The first few days of the convention were very difficult for me—I found myself lurking around the edges of gatherings, comfortable to lean against walls or sit at the edge of worship. It felt safe, and I needed a little of that in my week. In fact, during one especially difficult adult worship service, I felt that I had to get out–immediately. Being on the margins was useful in that moment.
The times that I felt spiritually and emotionally safe was at Pink Menno hymn sings. Suddenly, it felt like the church I knew; a church that made sense to me. We would gather before worship outside of the lobby, and sing, and all at once we were centered. Those that were ambivalent or curious looked on or sang from the edges of the room.
I’ve been thinking a lot about this idea of margins lately, particularly in light of a quote I read from post-colonial theologian, R. S. Sugirtharajah. He writes, “Currently it has become fashionable to be part of the margins, and now the margins might not be able to hold all those who want to be in it.” The words hold a twinge of sarcasm, and are very true of the experience of many Mennonites at convention this week. I can’t tell you how many people I spoke to this week who felt like they were on the edge of the Mennonite church. Queer folks, people of color, women, white men—all of them felt like they were marginalized and had no power. Part of this is indicative of Mennonites—we all have this tendency to claim we have no power, yet we assert it when needed, and often without realizing it. And part of it is the tension of the old traditions encountering an emerging, post-christendom reality.

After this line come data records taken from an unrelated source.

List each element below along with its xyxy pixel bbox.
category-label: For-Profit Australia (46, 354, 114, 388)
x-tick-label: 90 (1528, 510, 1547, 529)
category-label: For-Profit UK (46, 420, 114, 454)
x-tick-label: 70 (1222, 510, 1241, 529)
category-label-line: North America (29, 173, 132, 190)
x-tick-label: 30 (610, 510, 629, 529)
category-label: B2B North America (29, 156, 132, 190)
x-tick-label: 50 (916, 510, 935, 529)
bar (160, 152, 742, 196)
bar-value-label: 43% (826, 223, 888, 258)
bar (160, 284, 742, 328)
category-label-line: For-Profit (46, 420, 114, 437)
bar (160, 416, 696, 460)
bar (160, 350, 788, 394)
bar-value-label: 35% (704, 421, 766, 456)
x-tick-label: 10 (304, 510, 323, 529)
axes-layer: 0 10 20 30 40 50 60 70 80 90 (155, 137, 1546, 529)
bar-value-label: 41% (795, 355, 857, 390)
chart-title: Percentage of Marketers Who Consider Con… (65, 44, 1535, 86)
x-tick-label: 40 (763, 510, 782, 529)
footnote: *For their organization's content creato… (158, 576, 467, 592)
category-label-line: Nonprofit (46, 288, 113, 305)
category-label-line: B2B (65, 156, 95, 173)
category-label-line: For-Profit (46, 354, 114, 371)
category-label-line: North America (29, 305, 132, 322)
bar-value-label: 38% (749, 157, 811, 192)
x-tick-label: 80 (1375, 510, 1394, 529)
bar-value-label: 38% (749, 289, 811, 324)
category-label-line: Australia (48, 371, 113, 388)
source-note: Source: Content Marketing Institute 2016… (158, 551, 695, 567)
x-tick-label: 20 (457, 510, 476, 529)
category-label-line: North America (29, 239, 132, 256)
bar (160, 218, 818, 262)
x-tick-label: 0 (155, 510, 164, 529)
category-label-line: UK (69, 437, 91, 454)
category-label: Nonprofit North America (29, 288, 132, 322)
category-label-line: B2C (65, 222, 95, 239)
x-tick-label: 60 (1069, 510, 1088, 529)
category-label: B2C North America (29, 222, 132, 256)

I have appreciated that Pink Menno knows its power and claims it. You have claimed it by wearing pink, by singing together, and by creating alternative gathering outside the convention. You have created a safe center for queer people at this convention, and for exiles like myself who aren’t yet welcome into the denomination. Though we can feel like we are on the theological edges of the Mennonite church, Pink Menno is a centering presence for so many people.
Keep doing what you do, Pink Menno. May all of us continue to provide safe places in our communities, congregations, and in the Mennonite church, wherever we find ourselves in relationship to the Mennonite church.